China’s Ban on Hip-Hop from Television Causes Many to Speak Their Minds
Last month, the State Administration of Press, Publications, Radio, Film and Television (SAPPRFT), China’s media regulator, prohibited television stations from hiring anyone who embodied “hip-hop culture” or other sub-cultures, including anyone with tattoos. Since then, many have voiced their opinions on the matter.
Alan Hsia, co-founder of LOOP Inc., which tours artists in China, feels that the ban “is more about allowing hip-hop to be on mainstream platforms. It seems like hip-hop culture influenced mainstream culture [in China] too big and too fast.”
Marcus Rowland, head of artists and repertoire for music-services company Outdustry, seconds this idea, agreeing that the ban is not an attack on hip hop in general. “This is not the Chinese government trying to ‘fully suppress’ hip-hop. The government exerts massive control over TV and it has decided that hip-hop isn’t acceptable at the highest level of mainstream media.”

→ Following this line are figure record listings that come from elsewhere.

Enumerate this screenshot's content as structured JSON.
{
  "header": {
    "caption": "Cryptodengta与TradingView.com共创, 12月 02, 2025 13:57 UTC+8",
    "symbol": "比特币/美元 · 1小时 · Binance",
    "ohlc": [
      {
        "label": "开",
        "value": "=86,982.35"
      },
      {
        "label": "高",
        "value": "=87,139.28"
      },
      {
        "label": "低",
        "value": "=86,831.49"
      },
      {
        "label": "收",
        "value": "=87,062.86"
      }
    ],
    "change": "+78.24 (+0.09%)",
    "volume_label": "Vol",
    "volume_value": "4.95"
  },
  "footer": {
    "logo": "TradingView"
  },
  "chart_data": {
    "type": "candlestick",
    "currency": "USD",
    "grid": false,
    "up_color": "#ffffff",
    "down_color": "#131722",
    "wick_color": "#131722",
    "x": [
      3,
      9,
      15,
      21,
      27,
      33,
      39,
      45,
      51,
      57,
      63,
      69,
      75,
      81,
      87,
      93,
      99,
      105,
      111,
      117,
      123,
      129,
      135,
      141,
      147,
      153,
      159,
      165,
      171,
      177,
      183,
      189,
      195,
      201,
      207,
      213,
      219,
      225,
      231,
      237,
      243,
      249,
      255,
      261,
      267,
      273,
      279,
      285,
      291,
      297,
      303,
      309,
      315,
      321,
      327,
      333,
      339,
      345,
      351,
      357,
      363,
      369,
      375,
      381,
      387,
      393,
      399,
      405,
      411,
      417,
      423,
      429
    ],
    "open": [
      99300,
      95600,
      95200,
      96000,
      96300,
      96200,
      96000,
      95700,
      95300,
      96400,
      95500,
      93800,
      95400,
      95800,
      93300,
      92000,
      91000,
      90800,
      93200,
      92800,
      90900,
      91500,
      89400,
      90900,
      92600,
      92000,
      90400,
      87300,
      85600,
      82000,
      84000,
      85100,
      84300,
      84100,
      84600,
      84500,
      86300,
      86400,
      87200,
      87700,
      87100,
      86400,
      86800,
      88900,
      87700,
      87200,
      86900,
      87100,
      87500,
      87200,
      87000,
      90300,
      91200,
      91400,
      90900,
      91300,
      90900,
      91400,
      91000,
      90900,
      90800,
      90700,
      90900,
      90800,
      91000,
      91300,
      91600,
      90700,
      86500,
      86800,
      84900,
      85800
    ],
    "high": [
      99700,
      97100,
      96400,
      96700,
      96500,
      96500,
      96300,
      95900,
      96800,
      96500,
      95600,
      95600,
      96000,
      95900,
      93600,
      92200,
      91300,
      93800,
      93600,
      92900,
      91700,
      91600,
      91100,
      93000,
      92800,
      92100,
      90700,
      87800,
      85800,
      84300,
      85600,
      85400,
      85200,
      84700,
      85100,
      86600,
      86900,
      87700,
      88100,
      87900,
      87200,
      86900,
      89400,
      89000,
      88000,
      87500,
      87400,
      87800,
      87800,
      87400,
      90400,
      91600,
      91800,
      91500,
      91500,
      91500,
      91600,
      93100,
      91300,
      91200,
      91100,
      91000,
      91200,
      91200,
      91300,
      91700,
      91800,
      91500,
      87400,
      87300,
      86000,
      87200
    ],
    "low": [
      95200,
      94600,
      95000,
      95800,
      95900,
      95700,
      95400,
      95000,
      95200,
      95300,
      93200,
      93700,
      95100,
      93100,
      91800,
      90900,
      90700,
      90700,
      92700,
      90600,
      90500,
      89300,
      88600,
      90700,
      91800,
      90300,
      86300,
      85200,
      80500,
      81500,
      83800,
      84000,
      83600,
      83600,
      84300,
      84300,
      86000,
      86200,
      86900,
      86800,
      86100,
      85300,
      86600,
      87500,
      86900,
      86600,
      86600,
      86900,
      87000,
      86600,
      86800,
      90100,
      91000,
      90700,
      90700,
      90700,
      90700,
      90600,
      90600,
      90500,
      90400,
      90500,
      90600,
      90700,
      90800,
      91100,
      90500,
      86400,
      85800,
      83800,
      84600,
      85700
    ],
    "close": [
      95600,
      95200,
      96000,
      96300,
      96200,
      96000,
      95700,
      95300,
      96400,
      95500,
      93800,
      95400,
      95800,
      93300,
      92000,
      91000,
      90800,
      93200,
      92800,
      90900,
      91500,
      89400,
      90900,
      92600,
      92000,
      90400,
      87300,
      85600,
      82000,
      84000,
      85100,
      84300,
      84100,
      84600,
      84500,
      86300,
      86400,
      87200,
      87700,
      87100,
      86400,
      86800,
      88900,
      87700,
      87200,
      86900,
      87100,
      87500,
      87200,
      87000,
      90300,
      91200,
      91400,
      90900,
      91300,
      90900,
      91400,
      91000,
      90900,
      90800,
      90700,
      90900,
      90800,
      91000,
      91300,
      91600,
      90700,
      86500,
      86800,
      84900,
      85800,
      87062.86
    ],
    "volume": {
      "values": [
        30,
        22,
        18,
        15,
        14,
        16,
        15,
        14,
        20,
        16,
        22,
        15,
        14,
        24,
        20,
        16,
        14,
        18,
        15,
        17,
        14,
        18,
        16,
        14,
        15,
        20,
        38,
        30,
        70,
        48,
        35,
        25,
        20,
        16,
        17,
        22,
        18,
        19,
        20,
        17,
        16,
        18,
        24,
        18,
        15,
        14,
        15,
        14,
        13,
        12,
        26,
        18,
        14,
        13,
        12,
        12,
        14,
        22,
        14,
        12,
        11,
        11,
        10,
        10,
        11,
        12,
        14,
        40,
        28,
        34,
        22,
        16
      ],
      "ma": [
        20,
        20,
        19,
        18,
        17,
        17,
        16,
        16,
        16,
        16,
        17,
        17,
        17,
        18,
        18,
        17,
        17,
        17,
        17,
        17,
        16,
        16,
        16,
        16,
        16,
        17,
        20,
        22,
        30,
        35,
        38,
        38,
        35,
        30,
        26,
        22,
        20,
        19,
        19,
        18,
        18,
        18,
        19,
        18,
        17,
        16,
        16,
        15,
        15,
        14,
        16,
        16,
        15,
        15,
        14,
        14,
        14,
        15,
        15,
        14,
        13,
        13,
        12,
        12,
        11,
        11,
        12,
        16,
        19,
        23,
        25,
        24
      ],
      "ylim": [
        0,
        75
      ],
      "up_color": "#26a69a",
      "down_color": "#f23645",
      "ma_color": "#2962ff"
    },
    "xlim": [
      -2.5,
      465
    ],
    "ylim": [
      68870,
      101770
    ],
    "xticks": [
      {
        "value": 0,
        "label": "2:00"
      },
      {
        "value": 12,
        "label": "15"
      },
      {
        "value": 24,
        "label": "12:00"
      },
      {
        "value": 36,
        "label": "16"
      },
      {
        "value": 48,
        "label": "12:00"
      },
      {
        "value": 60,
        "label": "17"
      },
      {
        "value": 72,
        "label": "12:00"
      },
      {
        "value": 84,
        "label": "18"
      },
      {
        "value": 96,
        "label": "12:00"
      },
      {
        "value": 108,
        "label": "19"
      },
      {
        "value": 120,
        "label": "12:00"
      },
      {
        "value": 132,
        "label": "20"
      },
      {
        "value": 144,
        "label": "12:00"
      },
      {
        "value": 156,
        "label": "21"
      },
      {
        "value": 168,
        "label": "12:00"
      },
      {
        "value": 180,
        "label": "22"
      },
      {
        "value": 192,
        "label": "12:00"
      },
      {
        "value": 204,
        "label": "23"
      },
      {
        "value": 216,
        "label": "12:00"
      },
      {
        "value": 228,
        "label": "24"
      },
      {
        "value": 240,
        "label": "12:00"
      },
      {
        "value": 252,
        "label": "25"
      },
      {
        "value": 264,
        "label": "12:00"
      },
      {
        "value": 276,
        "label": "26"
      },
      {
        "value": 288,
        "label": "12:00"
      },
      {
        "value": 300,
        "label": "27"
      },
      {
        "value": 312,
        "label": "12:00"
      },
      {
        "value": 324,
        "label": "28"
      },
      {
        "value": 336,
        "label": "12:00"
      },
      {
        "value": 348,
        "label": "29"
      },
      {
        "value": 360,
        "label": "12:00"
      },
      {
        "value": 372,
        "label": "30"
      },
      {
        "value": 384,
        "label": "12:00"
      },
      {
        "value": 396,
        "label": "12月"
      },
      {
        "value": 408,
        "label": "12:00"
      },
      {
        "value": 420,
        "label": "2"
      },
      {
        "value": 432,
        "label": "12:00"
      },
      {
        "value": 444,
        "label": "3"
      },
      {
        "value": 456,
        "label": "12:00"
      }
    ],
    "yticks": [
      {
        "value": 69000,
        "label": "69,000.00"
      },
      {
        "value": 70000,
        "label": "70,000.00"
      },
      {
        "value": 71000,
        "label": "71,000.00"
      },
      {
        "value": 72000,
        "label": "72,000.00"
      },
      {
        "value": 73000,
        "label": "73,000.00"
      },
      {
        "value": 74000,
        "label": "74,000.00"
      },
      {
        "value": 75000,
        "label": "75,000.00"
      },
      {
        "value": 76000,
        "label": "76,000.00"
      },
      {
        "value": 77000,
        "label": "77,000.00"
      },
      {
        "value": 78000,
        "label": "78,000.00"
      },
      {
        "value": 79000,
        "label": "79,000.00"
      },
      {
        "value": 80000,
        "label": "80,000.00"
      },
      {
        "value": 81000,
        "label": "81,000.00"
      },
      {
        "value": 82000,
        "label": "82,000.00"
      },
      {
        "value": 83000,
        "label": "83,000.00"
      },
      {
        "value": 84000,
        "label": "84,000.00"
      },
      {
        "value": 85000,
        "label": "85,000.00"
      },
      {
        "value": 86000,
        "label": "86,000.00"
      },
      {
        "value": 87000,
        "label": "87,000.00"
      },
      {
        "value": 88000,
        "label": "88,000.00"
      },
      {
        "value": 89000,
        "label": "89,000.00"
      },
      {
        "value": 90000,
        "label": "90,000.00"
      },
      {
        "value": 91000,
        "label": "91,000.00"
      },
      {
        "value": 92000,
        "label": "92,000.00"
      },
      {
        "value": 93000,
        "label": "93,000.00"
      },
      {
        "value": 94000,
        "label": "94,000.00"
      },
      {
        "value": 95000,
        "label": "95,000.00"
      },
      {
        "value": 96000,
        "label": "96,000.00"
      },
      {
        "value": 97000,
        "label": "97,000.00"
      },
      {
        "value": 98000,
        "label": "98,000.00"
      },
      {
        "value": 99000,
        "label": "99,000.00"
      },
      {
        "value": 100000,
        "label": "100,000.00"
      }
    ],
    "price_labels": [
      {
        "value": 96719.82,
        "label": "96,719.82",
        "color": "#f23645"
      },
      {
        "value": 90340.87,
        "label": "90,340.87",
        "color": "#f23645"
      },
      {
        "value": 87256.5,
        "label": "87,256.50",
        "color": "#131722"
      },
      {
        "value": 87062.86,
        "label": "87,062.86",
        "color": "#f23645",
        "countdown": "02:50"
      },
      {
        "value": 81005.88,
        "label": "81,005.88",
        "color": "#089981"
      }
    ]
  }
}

The ban is an effort by SAPPRFT to showcase talents who are moral and loyal to Chinese Communist Party. It came into existence not long after two winners of the popular television show Rap of China, PG One and GAI, were criticized for “bad behavior or content at odds with Communist Party values.” For this reason, some, including Billy Koh, a Beijing-based pop producer, feel that the ban is targeted at artists who emerged from that show, specifically.
“The government is flexing its muscle to guide hip-hop in China to project positivity while filtering out the negativity," says Stephen Dowler. He went on to say that in this process, some individuals may be caught up, but he supports the ultimate goal of trying to make hip-hop more positive and does not believe that the government is aiming to suppress hip-hop as a whole, due to Chairman Xi’s support at the last government meeting.
Hip hop has been targeted by the Chinese government in the past. In 2015 alone, 120 rap songs were deemed “too scandalous” and blacklisted. As recently as January, PG One was forced to apologize for some lyrics in his song “Christmas Eve.”
Ironically, this string of events comes at a time when R&B/hip-hop has become the most dominant genre in the United States.